I guess my question is "Is the swager really doing its job". It seems to be working just wondering if anyone else uses the RCBS tool. When I look at the primer hole I cant really see a crimp. This is my first time trying to reload military rounds. Just want to make sure I am doing it right.
 
You'll find different degrees of crimp on military brass. That's because it depends on how the punch was set on the individual ammunition line that piece of brass came out of at the factory. The crimping punches are like any other piece of machinery, in that they wear and sometimes get out of spec. It's possible to have a piece of brass go through the line when the punch was new and properly adjusted and have a heavy crimp, but a second piece of brass that may be many thousands behind the first will have a very light crimp, because the punch has worn or become out of adjustment.

I use the RCBS primer punch set and have for about as long as they've been available. It's a good practice to run all your military brass through a crimp removing process for proper primer seating. If you don't, you will end up shearing the side off a primer, or seating one sideways at some point. You may also end up crushing a primer that won't fit in a crimped primer pocket.

You only have to remove the crimp once, so it's no big thing. Removing the crimp also allows easier cleaning of the primer pockets prior to repriming them.

Hope this helps.

Fred
 
Thanks ReloaderFred. Do you really have to clean the primer pocket - it looks fine. Guess I need to buy a pocket primer brush or something......
 
Get an old choke or throttle cable from a lawnmower and cut just short of the (about 1") guide shaft. Whaa-laaa...Pocket and flash hole cleaner...:D
 
Like the Bushmaster, I make all my own primer pocket brushes, only I use that plastic coated cable they sell in the hardware stores. I get the 1/8 inch size and cut them to about an inch or so long and skin back the plastic about 1/4". Then I dress the ragged end on a grinding wheel to make it smooth, so it will clean and not dig the primer pocket deeper. I cut the cable with a Dremel Tool, with a cutoff blade. Goes through it really quick. You can buy a foot of the cable for about .20 cents and have enough brushes to last the rest of your life.

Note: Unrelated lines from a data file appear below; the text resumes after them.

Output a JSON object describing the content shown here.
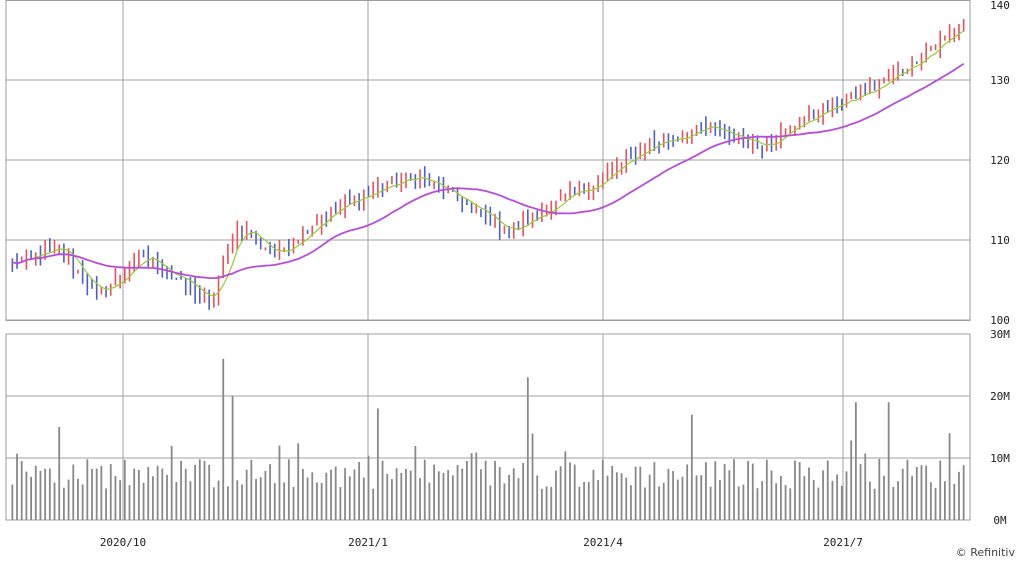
{
  "chart_data": [
    {
      "type": "candlestick",
      "panel": "price",
      "ylim": [
        100,
        140
      ],
      "y_ticks": [
        "100",
        "110",
        "120",
        "130",
        "140"
      ],
      "x_ticks": [
        "2020/10",
        "2021/1",
        "2021/4",
        "2021/7"
      ],
      "grid": true,
      "moving_averages": [
        {
          "color": "#99cc33"
        },
        {
          "color": "#b84ddb"
        }
      ],
      "up_color": "#e8505b",
      "down_color": "#4c5fc6",
      "trend_keypoints": [
        {
          "i": 0,
          "close": 107
        },
        {
          "i": 10,
          "close": 109
        },
        {
          "i": 18,
          "close": 103
        },
        {
          "i": 28,
          "close": 108
        },
        {
          "i": 38,
          "close": 104
        },
        {
          "i": 42,
          "close": 102
        },
        {
          "i": 48,
          "close": 112
        },
        {
          "i": 56,
          "close": 108
        },
        {
          "i": 66,
          "close": 113
        },
        {
          "i": 76,
          "close": 116
        },
        {
          "i": 86,
          "close": 118
        },
        {
          "i": 95,
          "close": 115
        },
        {
          "i": 106,
          "close": 111
        },
        {
          "i": 114,
          "close": 114
        },
        {
          "i": 124,
          "close": 117
        },
        {
          "i": 136,
          "close": 122
        },
        {
          "i": 148,
          "close": 124
        },
        {
          "i": 160,
          "close": 122
        },
        {
          "i": 172,
          "close": 126
        },
        {
          "i": 184,
          "close": 129
        },
        {
          "i": 196,
          "close": 134
        },
        {
          "i": 203,
          "close": 137
        }
      ]
    },
    {
      "type": "bar",
      "panel": "volume",
      "ylim": [
        0,
        30
      ],
      "y_ticks": [
        "0M",
        "10M",
        "20M",
        "30M"
      ],
      "bar_color": "#888888",
      "peaks": [
        {
          "i": 10,
          "value": 15
        },
        {
          "i": 45,
          "value": 26
        },
        {
          "i": 47,
          "value": 20
        },
        {
          "i": 78,
          "value": 18
        },
        {
          "i": 110,
          "value": 23
        },
        {
          "i": 145,
          "value": 17
        },
        {
          "i": 180,
          "value": 19
        },
        {
          "i": 187,
          "value": 19
        },
        {
          "i": 200,
          "value": 14
        }
      ]
    }
  ],
  "credit": "Refinitiv"
}
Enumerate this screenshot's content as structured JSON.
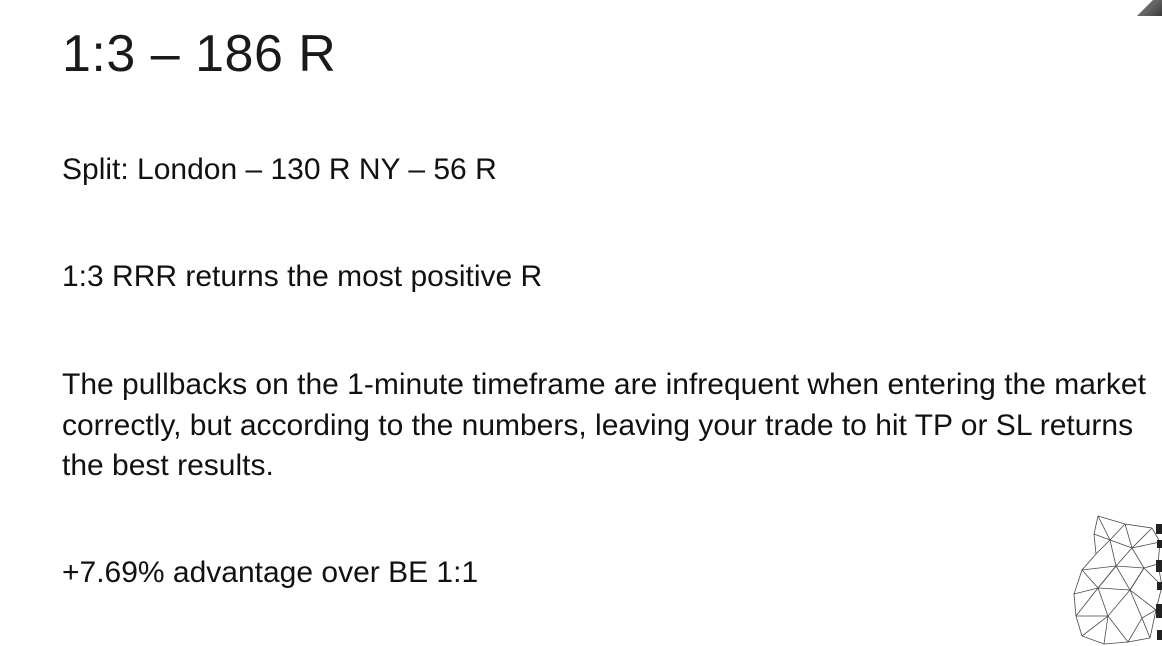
{
  "slide": {
    "title": "1:3 – 186 R",
    "split_text": "Split: London – 130 R NY – 56 R",
    "rrr_text": "1:3 RRR returns the most positive R",
    "paragraph": "The pullbacks on the 1-minute timeframe are infrequent when entering the market correctly, but according to the numbers, leaving your trade to hit TP or SL returns the best results.",
    "advantage_text": "+7.69% advantage over BE 1:1"
  },
  "icons": {
    "logo": "polygon-head-logo-icon",
    "corner": "corner-photo-fragment"
  }
}
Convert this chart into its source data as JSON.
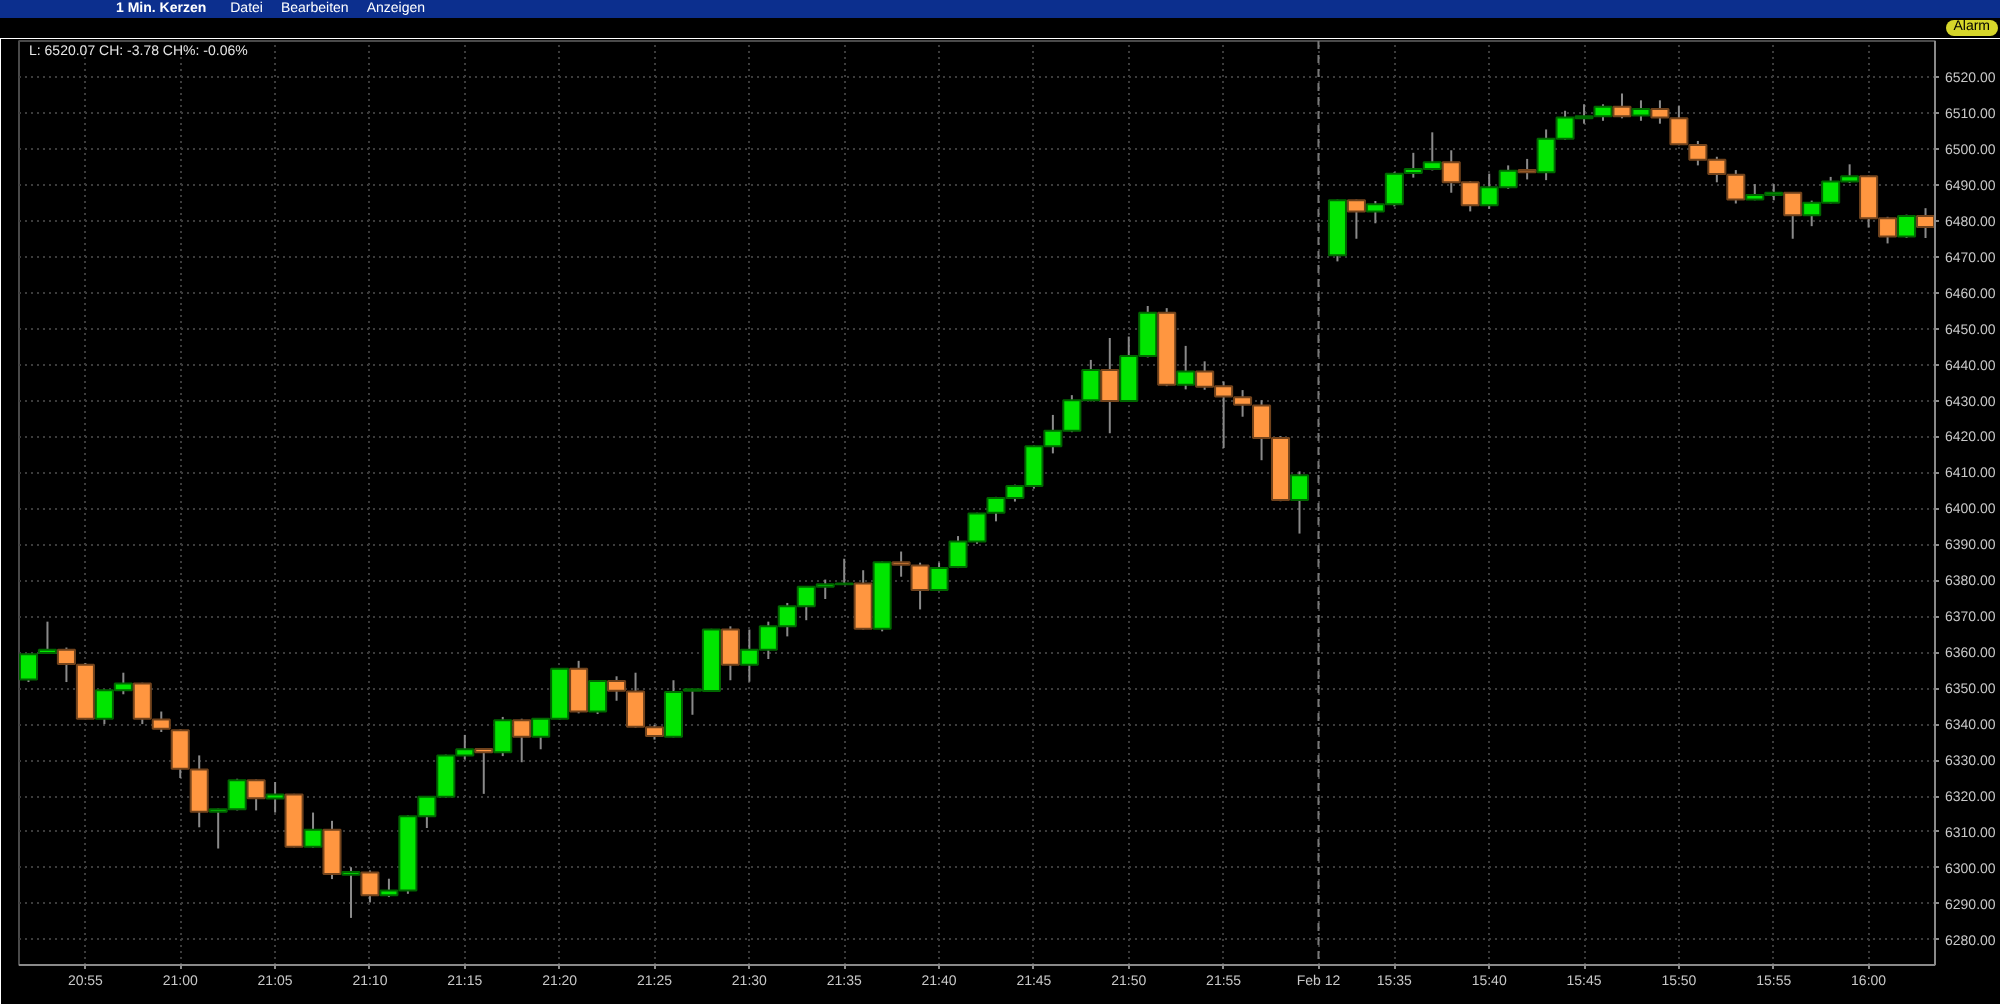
{
  "chart_data": {
    "type": "candlestick",
    "title": "1 Min. Kerzen",
    "subtitle": "L: 6520.07 CH: -3.78 CH%: -0.06%",
    "annotations": [
      "Datei",
      "Bearbeiten",
      "Anzeigen",
      "Alarm"
    ],
    "categories": [
      null,
      null,
      null,
      "20:55",
      null,
      null,
      null,
      null,
      "21:00",
      null,
      null,
      null,
      null,
      "21:05",
      null,
      null,
      null,
      null,
      "21:10",
      null,
      null,
      null,
      null,
      "21:15",
      null,
      null,
      null,
      null,
      "21:20",
      null,
      null,
      null,
      null,
      "21:25",
      null,
      null,
      null,
      null,
      "21:30",
      null,
      null,
      null,
      null,
      "21:35",
      null,
      null,
      null,
      null,
      "21:40",
      null,
      null,
      null,
      null,
      "21:45",
      null,
      null,
      null,
      null,
      "21:50",
      null,
      null,
      null,
      null,
      "21:55",
      null,
      null,
      null,
      null,
      "Feb 12",
      null,
      null,
      null,
      "15:35",
      null,
      null,
      null,
      null,
      "15:40",
      null,
      null,
      null,
      null,
      "15:45",
      null,
      null,
      null,
      null,
      "15:50",
      null,
      null,
      null,
      null,
      "15:55",
      null,
      null,
      null,
      null,
      "16:00",
      null,
      null,
      null
    ],
    "ohlc": [
      [
        6352.4,
        6359.6,
        6351.7,
        6359.4
      ],
      [
        6359.8,
        6368.5,
        6359.6,
        6360.7
      ],
      [
        6360.7,
        6361.3,
        6351.7,
        6356.7
      ],
      [
        6356.5,
        6357.0,
        6341.3,
        6341.5
      ],
      [
        6341.5,
        6349.6,
        6340.0,
        6349.4
      ],
      [
        6349.4,
        6354.3,
        6348.3,
        6351.3
      ],
      [
        6351.3,
        6351.5,
        6340.0,
        6341.5
      ],
      [
        6341.3,
        6343.5,
        6337.8,
        6338.7
      ],
      [
        6338.3,
        6338.5,
        6325.0,
        6327.6
      ],
      [
        6327.4,
        6331.3,
        6311.3,
        6315.6
      ],
      [
        6315.6,
        6316.5,
        6305.4,
        6316.3
      ],
      [
        6316.3,
        6324.8,
        6316.0,
        6324.4
      ],
      [
        6324.4,
        6324.6,
        6316.0,
        6319.4
      ],
      [
        6319.3,
        6323.9,
        6315.4,
        6320.4
      ],
      [
        6320.4,
        6320.6,
        6305.7,
        6305.9
      ],
      [
        6305.9,
        6315.4,
        6305.6,
        6310.6
      ],
      [
        6310.6,
        6313.1,
        6296.9,
        6298.3
      ],
      [
        6298.1,
        6300.2,
        6286.1,
        6298.9
      ],
      [
        6298.7,
        6299.3,
        6290.4,
        6292.4
      ],
      [
        6292.4,
        6297.0,
        6291.9,
        6293.7
      ],
      [
        6293.7,
        6314.6,
        6292.8,
        6314.4
      ],
      [
        6314.4,
        6320.0,
        6311.1,
        6319.8
      ],
      [
        6319.8,
        6331.5,
        6319.6,
        6331.3
      ],
      [
        6331.3,
        6337.0,
        6330.2,
        6333.0
      ],
      [
        6333.1,
        6333.3,
        6320.6,
        6332.2
      ],
      [
        6332.2,
        6342.0,
        6331.1,
        6341.1
      ],
      [
        6341.1,
        6341.5,
        6329.4,
        6336.5
      ],
      [
        6336.5,
        6341.7,
        6333.0,
        6341.5
      ],
      [
        6341.5,
        6355.6,
        6341.3,
        6355.4
      ],
      [
        6355.4,
        6357.6,
        6343.0,
        6343.5
      ],
      [
        6343.5,
        6352.2,
        6342.8,
        6352.0
      ],
      [
        6352.0,
        6353.3,
        6346.5,
        6349.3
      ],
      [
        6349.1,
        6354.3,
        6339.0,
        6339.3
      ],
      [
        6339.1,
        6339.8,
        6335.7,
        6336.7
      ],
      [
        6336.5,
        6352.2,
        6336.3,
        6348.9
      ],
      [
        6349.3,
        6349.8,
        6342.6,
        6349.7
      ],
      [
        6349.2,
        6366.5,
        6349.0,
        6366.3
      ],
      [
        6366.3,
        6367.2,
        6352.2,
        6356.5
      ],
      [
        6356.5,
        6366.3,
        6351.8,
        6360.7
      ],
      [
        6360.7,
        6368.5,
        6358.1,
        6367.2
      ],
      [
        6367.2,
        6373.7,
        6364.4,
        6372.8
      ],
      [
        6372.8,
        6378.4,
        6368.9,
        6378.2
      ],
      [
        6378.2,
        6380.2,
        6374.8,
        6378.9
      ],
      [
        6378.9,
        6386.0,
        6378.7,
        6379.1
      ],
      [
        6379.1,
        6382.8,
        6366.3,
        6366.5
      ],
      [
        6366.5,
        6385.2,
        6365.8,
        6385.0
      ],
      [
        6385.0,
        6388.0,
        6381.0,
        6384.3
      ],
      [
        6384.1,
        6384.9,
        6371.9,
        6377.3
      ],
      [
        6377.3,
        6384.9,
        6377.0,
        6383.4
      ],
      [
        6383.7,
        6392.3,
        6383.4,
        6390.8
      ],
      [
        6390.8,
        6398.8,
        6390.2,
        6398.6
      ],
      [
        6398.8,
        6403.2,
        6396.4,
        6402.9
      ],
      [
        6402.9,
        6406.6,
        6401.9,
        6406.2
      ],
      [
        6406.2,
        6417.5,
        6405.5,
        6417.3
      ],
      [
        6417.3,
        6426.0,
        6415.3,
        6421.6
      ],
      [
        6421.6,
        6431.5,
        6421.2,
        6430.1
      ],
      [
        6430.1,
        6441.3,
        6429.8,
        6438.5
      ],
      [
        6438.5,
        6447.4,
        6420.9,
        6429.9
      ],
      [
        6429.9,
        6447.8,
        6429.7,
        6442.4
      ],
      [
        6442.4,
        6456.3,
        6442.0,
        6454.4
      ],
      [
        6454.4,
        6455.7,
        6434.0,
        6434.4
      ],
      [
        6434.4,
        6445.2,
        6433.1,
        6438.1
      ],
      [
        6438.1,
        6440.9,
        6433.0,
        6433.8
      ],
      [
        6434.0,
        6435.3,
        6416.8,
        6431.1
      ],
      [
        6430.9,
        6432.9,
        6425.5,
        6428.8
      ],
      [
        6428.6,
        6430.1,
        6413.4,
        6419.6
      ],
      [
        6419.6,
        6420.1,
        6402.0,
        6402.3
      ],
      [
        6402.3,
        6410.3,
        6393.0,
        6409.2
      ],
      null,
      [
        6470.4,
        6485.9,
        6468.7,
        6485.7
      ],
      [
        6485.7,
        6485.9,
        6475.0,
        6482.6
      ],
      [
        6482.6,
        6485.5,
        6479.3,
        6484.6
      ],
      [
        6484.6,
        6493.5,
        6484.0,
        6493.1
      ],
      [
        6493.3,
        6498.9,
        6492.0,
        6494.4
      ],
      [
        6494.4,
        6504.6,
        6494.0,
        6496.3
      ],
      [
        6496.3,
        6499.6,
        6487.8,
        6490.7
      ],
      [
        6490.7,
        6491.0,
        6482.6,
        6484.3
      ],
      [
        6484.3,
        6493.1,
        6483.3,
        6489.3
      ],
      [
        6489.3,
        6495.4,
        6488.9,
        6493.9
      ],
      [
        6494.1,
        6497.2,
        6491.5,
        6493.5
      ],
      [
        6493.5,
        6505.4,
        6491.3,
        6502.8
      ],
      [
        6502.8,
        6510.6,
        6502.5,
        6508.7
      ],
      [
        6508.5,
        6512.4,
        6507.0,
        6509.1
      ],
      [
        6509.1,
        6512.4,
        6507.8,
        6511.7
      ],
      [
        6511.7,
        6515.4,
        6508.5,
        6509.1
      ],
      [
        6509.3,
        6513.5,
        6507.8,
        6511.1
      ],
      [
        6511.1,
        6513.5,
        6507.0,
        6508.7
      ],
      [
        6508.5,
        6511.9,
        6501.0,
        6501.3
      ],
      [
        6501.1,
        6502.2,
        6495.4,
        6497.0
      ],
      [
        6497.0,
        6497.8,
        6490.7,
        6493.0
      ],
      [
        6492.8,
        6494.1,
        6484.8,
        6485.9
      ],
      [
        6485.9,
        6490.2,
        6485.7,
        6487.2
      ],
      [
        6487.2,
        6490.2,
        6485.7,
        6487.8
      ],
      [
        6487.8,
        6488.0,
        6475.0,
        6481.5
      ],
      [
        6481.5,
        6485.6,
        6478.5,
        6485.0
      ],
      [
        6485.0,
        6492.2,
        6484.8,
        6490.9
      ],
      [
        6490.9,
        6495.7,
        6490.5,
        6492.4
      ],
      [
        6492.4,
        6492.6,
        6478.1,
        6480.7
      ],
      [
        6480.7,
        6481.1,
        6473.7,
        6475.6
      ],
      [
        6475.6,
        6481.7,
        6475.2,
        6481.3
      ],
      [
        6481.3,
        6483.5,
        6475.2,
        6478.3
      ]
    ],
    "colors": [
      "#00e600",
      "#00e600",
      "#ff9640",
      "#ff9640",
      "#00e600",
      "#00e600",
      "#ff9640",
      "#ff9640",
      "#ff9640",
      "#ff9640",
      "#00e600",
      "#00e600",
      "#ff9640",
      "#00e600",
      "#ff9640",
      "#00e600",
      "#ff9640",
      "#00e600",
      "#ff9640",
      "#00e600",
      "#00e600",
      "#00e600",
      "#00e600",
      "#00e600",
      "#ff9640",
      "#00e600",
      "#ff9640",
      "#00e600",
      "#00e600",
      "#ff9640",
      "#00e600",
      "#ff9640",
      "#ff9640",
      "#ff9640",
      "#00e600",
      "#00e600",
      "#00e600",
      "#ff9640",
      "#00e600",
      "#00e600",
      "#00e600",
      "#00e600",
      "#00e600",
      "#00e600",
      "#ff9640",
      "#00e600",
      "#ff9640",
      "#ff9640",
      "#00e600",
      "#00e600",
      "#00e600",
      "#00e600",
      "#00e600",
      "#00e600",
      "#00e600",
      "#00e600",
      "#00e600",
      "#ff9640",
      "#00e600",
      "#00e600",
      "#ff9640",
      "#00e600",
      "#ff9640",
      "#ff9640",
      "#ff9640",
      "#ff9640",
      "#ff9640",
      "#00e600",
      null,
      "#00e600",
      "#ff9640",
      "#00e600",
      "#00e600",
      "#00e600",
      "#00e600",
      "#ff9640",
      "#ff9640",
      "#00e600",
      "#00e600",
      "#ff9640",
      "#00e600",
      "#00e600",
      "#00e600",
      "#00e600",
      "#ff9640",
      "#00e600",
      "#ff9640",
      "#ff9640",
      "#ff9640",
      "#ff9640",
      "#ff9640",
      "#00e600",
      "#00e600",
      "#ff9640",
      "#00e600",
      "#00e600",
      "#00e600",
      "#ff9640",
      "#ff9640",
      "#00e600",
      "#ff9640"
    ],
    "ylim": [
      6273,
      6530
    ],
    "yticks": [
      {
        "value": 6280,
        "label": "6280.00"
      },
      {
        "value": 6290,
        "label": "6290.00"
      },
      {
        "value": 6300,
        "label": "6300.00"
      },
      {
        "value": 6310,
        "label": "6310.00"
      },
      {
        "value": 6320,
        "label": "6320.00"
      },
      {
        "value": 6330,
        "label": "6330.00"
      },
      {
        "value": 6340,
        "label": "6340.00"
      },
      {
        "value": 6350,
        "label": "6350.00"
      },
      {
        "value": 6360,
        "label": "6360.00"
      },
      {
        "value": 6370,
        "label": "6370.00"
      },
      {
        "value": 6380,
        "label": "6380.00"
      },
      {
        "value": 6390,
        "label": "6390.00"
      },
      {
        "value": 6400,
        "label": "6400.00"
      },
      {
        "value": 6410,
        "label": "6410.00"
      },
      {
        "value": 6420,
        "label": "6420.00"
      },
      {
        "value": 6430,
        "label": "6430.00"
      },
      {
        "value": 6440,
        "label": "6440.00"
      },
      {
        "value": 6450,
        "label": "6450.00"
      },
      {
        "value": 6460,
        "label": "6460.00"
      },
      {
        "value": 6470,
        "label": "6470.00"
      },
      {
        "value": 6480,
        "label": "6480.00"
      },
      {
        "value": 6490,
        "label": "6490.00"
      },
      {
        "value": 6500,
        "label": "6500.00"
      },
      {
        "value": 6510,
        "label": "6510.00"
      },
      {
        "value": 6520,
        "label": "6520.00"
      }
    ],
    "grid": true,
    "ref_lines": [
      {
        "axis": "x",
        "value": "Feb 12",
        "line_style": "dashed",
        "color": "#7a7a7a"
      }
    ]
  }
}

I clean all my primer pockets. The black debris you see in there is similar to glass when you look at it under a microscope. It's pretty abrasive, and I figure I get enough of it down the barrel the first time they're fired, so there's no sense in dragging even more of it down there. Clean primer pockets also make for better and more accurate primer seating.

Hope this helps.

Fred
 
It's a good idea to uniform your primer pockets when shooting an M1, as I have found LC brass to have primer pockets of varying depth. Uniformers aren't expensive (<$15) and will ensure that all primers are seated well below flush.

Don
 
Thanks for the info guys. Man you all are creative for sure. Never thought about some of the ways to clean the primer pocket etc. Thanks again.
 
I just run a case deburring tool through a crimped primer. Comes right out.

quick, easy and cost $3.
 
Modern military primers intended for semi and full automatic weapons are slightly shorter than the commercial LR primers. You can buy them...CCI #34.